Fitch Ratings says the efficiency of credit - the extra yuan of GDP growth generated by each extra yuan of debt - has collapsed by two-thirds to a ratio of 0.2 since the lending spree began in 2009. The risks are rising exponentially for little gain. Beijing is buying time in a Faustian Pact that grows more dangerous every month.

. . .

It was always wishful thinking to suppose that Xi Jinping could deliver a "free-market  with Chinese characteristics" whilst maintaining the tight grip of Leninist party control over politics.

The China Development Research Council - brain trust of the reformers - warned that this was impossible, telling him that the shift up development ladder to high-tech growth requires an open, free-thinking society, and an end to top-down rule.  Xi had to choose between the two: he has picked Leninism.

. . .

The IMF warns that [China's] M2 money supply is an eye-watering 200pc of GDP, or $20 trillion. If confidence buckles again, outflows of just a fraction of this money could easily swamp the reserve buffers and force a devaluation of such magnitude that it would break the back of the global trading system.

My fear is that China's latest stop-go cycle will roll over just as inflation rears its ugly head in the US and the Federal Reserve starts to tighten in earnest.  That would be frightening. Storm protection for 2017 might be a wise precaution.

There's more at the link.

Looks like the Chinese government is making the same mistake as governments throughout the First World (including the USA and European Union):  disregarding basic mathematics in favor of political philosophies.  Mathematics is not an art, not a guessing game - it's a science.  Sooner or later, the numbers will add up to their inevitable conclusion, despite anything and everything the politicians can do to prevent that.  I think the lesson taught by King Canute has been lost on them.

Peter

4 comments:

  1. SO, the Chinese are making all of the same mistakes as the rest of us.
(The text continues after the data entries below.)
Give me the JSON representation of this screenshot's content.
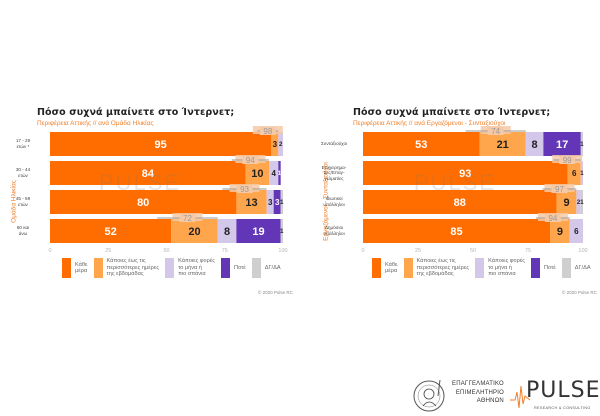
{
  "colors": {
    "every_day": "#ff6d00",
    "some_days_week": "#ffa64d",
    "sometimes_month": "#d3c7ea",
    "never": "#6236b7",
    "dk_na": "#cfcfcf",
    "accent": "#f07f2a"
  },
  "chart_data": [
    {
      "type": "bar",
      "orientation": "horizontal-stacked",
      "title": "Πόσο συχνά μπαίνετε στο Ίντερνετ;",
      "subtitle": "Περιφέρεια Αττικής // ανά Ομάδα Ηλικίας",
      "ylabel": "Ομάδα Ηλικίας",
      "xlabel": "",
      "xlim": [
        0,
        100
      ],
      "xticks": [
        "0",
        "25",
        "50",
        "75",
        "100"
      ],
      "categories": [
        "17 - 29\nετών *",
        "30 - 44\nετών",
        "45 - 59\nετών",
        "60 και\nάνω"
      ],
      "series": [
        {
          "name": "Κάθε μέρα",
          "values": [
            95,
            84,
            80,
            52
          ]
        },
        {
          "name": "Κάποιες έως τις περισσότερες ημέρες της εβδομάδας",
          "values": [
            3,
            10,
            13,
            20
          ]
        },
        {
          "name": "Κάποιες φορές το μήνα ή πιο σπάνια",
          "values": [
            2,
            4,
            3,
            8
          ]
        },
        {
          "name": "Ποτέ",
          "values": [
            0,
            1,
            3,
            19
          ]
        },
        {
          "name": "ΔΓ/ΔΑ",
          "values": [
            0,
            0,
            1,
            1
          ]
        }
      ],
      "totals": [
        98,
        94,
        93,
        72
      ],
      "legend": "bottom",
      "copyright": "© 2020 Pulse RC"
    },
    {
      "type": "bar",
      "orientation": "horizontal-stacked",
      "title": "Πόσο συχνά μπαίνετε στο Ίντερνετ;",
      "subtitle": "Περιφέρεια Αττικής // ανά Εργαζόμενοι - Συνταξιούχοι",
      "ylabel": "Εργαζόμενοι - Συνταξιούχοι",
      "xlabel": "",
      "xlim": [
        0,
        100
      ],
      "xticks": [
        "0",
        "25",
        "50",
        "75",
        "100"
      ],
      "categories": [
        "Συνταξιούχοι",
        "Επιχειρημα-\nτίες/Επαγ-\nγελματίες",
        "Ιδιωτικοί\nυπάλληλοι",
        "Δημόσιοι\nυπάλληλοι"
      ],
      "series": [
        {
          "name": "Κάθε μέρα",
          "values": [
            53,
            93,
            88,
            85
          ]
        },
        {
          "name": "Κάποιες έως τις περισσότερες ημέρες της εβδομάδας",
          "values": [
            21,
            6,
            9,
            9
          ]
        },
        {
          "name": "Κάποιες φορές το μήνα ή πιο σπάνια",
          "values": [
            8,
            1,
            2,
            6
          ]
        },
        {
          "name": "Ποτέ",
          "values": [
            17,
            0,
            0,
            0
          ]
        },
        {
          "name": "ΔΓ/ΔΑ",
          "values": [
            1,
            0,
            1,
            0
          ]
        }
      ],
      "totals": [
        74,
        99,
        97,
        94
      ],
      "legend": "bottom",
      "copyright": "© 2020 Pulse RC"
    }
  ],
  "legend": [
    {
      "label": "Κάθε\nμέρα",
      "key": "every_day"
    },
    {
      "label": "Κάποιες έως τις\nπερισσότερες ημέρες\nτης εβδομάδας",
      "key": "some_days_week"
    },
    {
      "label": "Κάποιες φορές\nτο μήνα ή\nπιο σπάνια",
      "key": "sometimes_month"
    },
    {
      "label": "Ποτέ",
      "key": "never"
    },
    {
      "label": "ΔΓ/ΔΑ",
      "key": "dk_na"
    }
  ],
  "watermark": "PULSE",
  "footer": {
    "chamber_name": "ΕΠΑΓΓΕΛΜΑΤΙΚΟ\nΕΠΙΜΕΛΗΤΗΡΙΟ\nΑΘΗΝΩΝ",
    "pulse_logo": "PULSE",
    "pulse_tagline": "RESEARCH & CONSULTING"
  }
}
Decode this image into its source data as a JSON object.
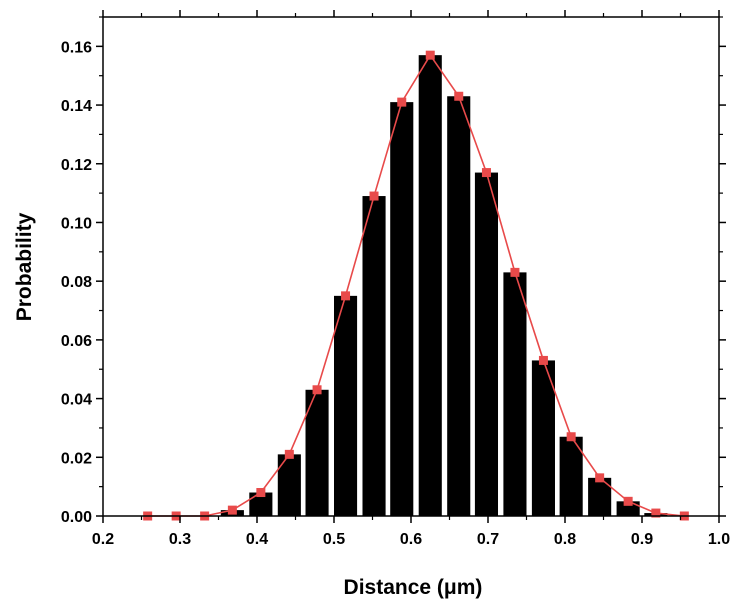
{
  "chart_data": {
    "type": "bar",
    "title": "",
    "xlabel": "Distance (μm)",
    "ylabel": "Probability",
    "xlim": [
      0.2,
      1.0
    ],
    "ylim": [
      0.0,
      0.17
    ],
    "x_ticks": [
      "0.2",
      "0.3",
      "0.4",
      "0.5",
      "0.6",
      "0.7",
      "0.8",
      "0.9",
      "1.0"
    ],
    "y_ticks": [
      "0.00",
      "0.02",
      "0.04",
      "0.06",
      "0.08",
      "0.10",
      "0.12",
      "0.14",
      "0.16"
    ],
    "grid": false,
    "legend": "none",
    "bar_color": "#000000",
    "line_color": "#e84a4a",
    "bar_width": 0.03,
    "x": [
      0.258,
      0.295,
      0.332,
      0.368,
      0.405,
      0.442,
      0.478,
      0.515,
      0.552,
      0.588,
      0.625,
      0.662,
      0.698,
      0.735,
      0.772,
      0.808,
      0.845,
      0.882,
      0.918,
      0.955
    ],
    "series": [
      {
        "type": "bar",
        "values": [
          0.0,
          0.0,
          0.0,
          0.002,
          0.008,
          0.021,
          0.043,
          0.075,
          0.109,
          0.141,
          0.157,
          0.143,
          0.117,
          0.083,
          0.053,
          0.027,
          0.013,
          0.005,
          0.001,
          0.0
        ]
      },
      {
        "type": "line",
        "marker": "square",
        "values": [
          0.0,
          0.0,
          0.0,
          0.002,
          0.008,
          0.021,
          0.043,
          0.075,
          0.109,
          0.141,
          0.157,
          0.143,
          0.117,
          0.083,
          0.053,
          0.027,
          0.013,
          0.005,
          0.001,
          0.0
        ]
      }
    ]
  }
}
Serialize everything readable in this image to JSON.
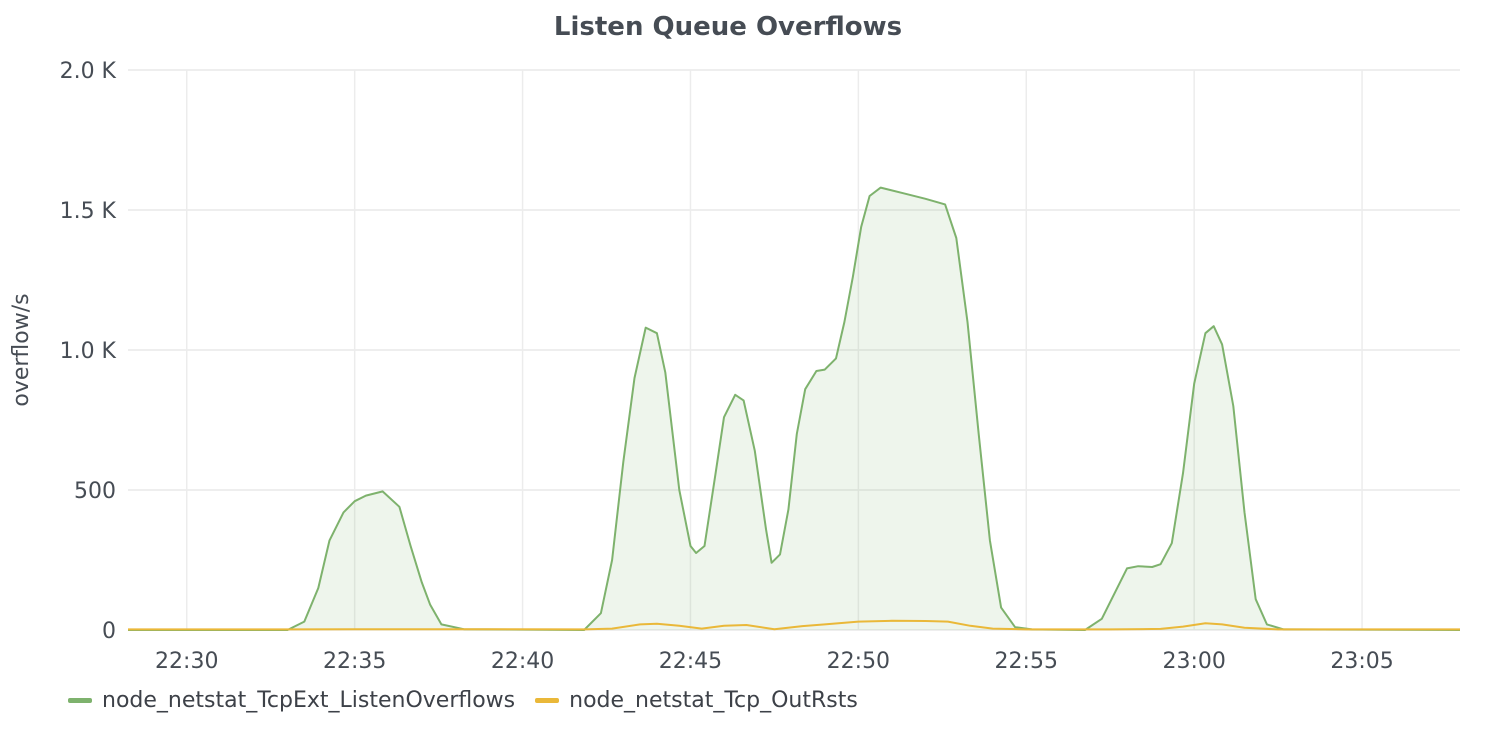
{
  "panel": {
    "title": "Listen Queue Overflows"
  },
  "chart_data": {
    "type": "area",
    "title": "Listen Queue Overflows",
    "xlabel": "",
    "ylabel": "overflow/s",
    "xlim": [
      "22:28:15",
      "23:07:55"
    ],
    "ylim": [
      0,
      2000
    ],
    "yticks": [
      {
        "value": 0,
        "label": "0"
      },
      {
        "value": 500,
        "label": "500"
      },
      {
        "value": 1000,
        "label": "1.0 K"
      },
      {
        "value": 1500,
        "label": "1.5 K"
      },
      {
        "value": 2000,
        "label": "2.0 K"
      }
    ],
    "xticks": [
      "22:30",
      "22:35",
      "22:40",
      "22:45",
      "22:50",
      "22:55",
      "23:00",
      "23:05"
    ],
    "grid": true,
    "legend_position": "bottom-left",
    "series": [
      {
        "name": "node_netstat_TcpExt_ListenOverflows",
        "color": "#7eb26d",
        "fill": true,
        "points": [
          [
            "22:28:15",
            0
          ],
          [
            "22:33:00",
            0
          ],
          [
            "22:33:30",
            30
          ],
          [
            "22:33:55",
            150
          ],
          [
            "22:34:15",
            320
          ],
          [
            "22:34:40",
            420
          ],
          [
            "22:35:00",
            460
          ],
          [
            "22:35:20",
            480
          ],
          [
            "22:35:50",
            495
          ],
          [
            "22:36:20",
            440
          ],
          [
            "22:36:40",
            300
          ],
          [
            "22:37:00",
            170
          ],
          [
            "22:37:15",
            90
          ],
          [
            "22:37:35",
            20
          ],
          [
            "22:38:15",
            3
          ],
          [
            "22:41:50",
            0
          ],
          [
            "22:42:20",
            60
          ],
          [
            "22:42:40",
            250
          ],
          [
            "22:43:00",
            600
          ],
          [
            "22:43:20",
            900
          ],
          [
            "22:43:40",
            1080
          ],
          [
            "22:44:00",
            1060
          ],
          [
            "22:44:15",
            920
          ],
          [
            "22:44:40",
            500
          ],
          [
            "22:45:00",
            300
          ],
          [
            "22:45:10",
            275
          ],
          [
            "22:45:25",
            300
          ],
          [
            "22:45:45",
            560
          ],
          [
            "22:46:00",
            760
          ],
          [
            "22:46:20",
            840
          ],
          [
            "22:46:35",
            820
          ],
          [
            "22:46:55",
            640
          ],
          [
            "22:47:15",
            360
          ],
          [
            "22:47:25",
            240
          ],
          [
            "22:47:40",
            270
          ],
          [
            "22:47:55",
            430
          ],
          [
            "22:48:10",
            700
          ],
          [
            "22:48:25",
            860
          ],
          [
            "22:48:45",
            925
          ],
          [
            "22:49:00",
            930
          ],
          [
            "22:49:20",
            970
          ],
          [
            "22:49:35",
            1100
          ],
          [
            "22:49:50",
            1260
          ],
          [
            "22:50:05",
            1440
          ],
          [
            "22:50:20",
            1550
          ],
          [
            "22:50:40",
            1580
          ],
          [
            "22:51:20",
            1560
          ],
          [
            "22:52:00",
            1540
          ],
          [
            "22:52:35",
            1520
          ],
          [
            "22:52:55",
            1400
          ],
          [
            "22:53:15",
            1100
          ],
          [
            "22:53:35",
            700
          ],
          [
            "22:53:55",
            320
          ],
          [
            "22:54:15",
            80
          ],
          [
            "22:54:40",
            10
          ],
          [
            "22:55:10",
            2
          ],
          [
            "22:56:45",
            0
          ],
          [
            "22:57:15",
            40
          ],
          [
            "22:57:40",
            140
          ],
          [
            "22:58:00",
            220
          ],
          [
            "22:58:20",
            228
          ],
          [
            "22:58:45",
            225
          ],
          [
            "22:59:00",
            235
          ],
          [
            "22:59:20",
            310
          ],
          [
            "22:59:40",
            560
          ],
          [
            "23:00:00",
            880
          ],
          [
            "23:00:20",
            1060
          ],
          [
            "23:00:35",
            1085
          ],
          [
            "23:00:50",
            1020
          ],
          [
            "23:01:10",
            800
          ],
          [
            "23:01:30",
            420
          ],
          [
            "23:01:50",
            110
          ],
          [
            "23:02:10",
            20
          ],
          [
            "23:02:40",
            2
          ],
          [
            "23:07:55",
            0
          ]
        ]
      },
      {
        "name": "node_netstat_Tcp_OutRsts",
        "color": "#eab839",
        "fill": false,
        "points": [
          [
            "22:28:15",
            2
          ],
          [
            "22:33:00",
            2
          ],
          [
            "22:35:00",
            3
          ],
          [
            "22:37:30",
            3
          ],
          [
            "22:41:50",
            2
          ],
          [
            "22:42:40",
            5
          ],
          [
            "22:43:30",
            20
          ],
          [
            "22:44:00",
            22
          ],
          [
            "22:44:40",
            15
          ],
          [
            "22:45:20",
            5
          ],
          [
            "22:46:00",
            15
          ],
          [
            "22:46:40",
            18
          ],
          [
            "22:47:30",
            3
          ],
          [
            "22:48:20",
            14
          ],
          [
            "22:49:00",
            20
          ],
          [
            "22:50:00",
            30
          ],
          [
            "22:51:00",
            33
          ],
          [
            "22:52:00",
            32
          ],
          [
            "22:52:40",
            30
          ],
          [
            "22:53:20",
            15
          ],
          [
            "22:54:00",
            5
          ],
          [
            "22:55:00",
            2
          ],
          [
            "22:57:30",
            2
          ],
          [
            "22:59:00",
            4
          ],
          [
            "22:59:40",
            12
          ],
          [
            "23:00:20",
            24
          ],
          [
            "23:00:50",
            20
          ],
          [
            "23:01:30",
            8
          ],
          [
            "23:02:30",
            2
          ],
          [
            "23:07:55",
            2
          ]
        ]
      }
    ]
  }
}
They really are not smarter than the rest of us at all.

    Too bad. I was hoping that SOMEONE was going learn from the experiences of everyone else and not make the same mistakes.

    ReplyDelete
  2. China?
    Today the Fed and the FICA announced that once again our major banks have failed a stress test and have exposed depositors to the risk of bankruptcy.
    It's a house of cards.
    Be prepared, or be a victim.

    ReplyDelete
  3. I wish AEP would give his prediction for sports matches, I would make so much money betting against his tips.

    ReplyDelete
  4. Red China is riding a Tiger - her population. They have to keep them relatively satisfied or they will go the same way the Soviet Union did, and most likely a lot more violently. China is barely governable, and only by an authoritarian government.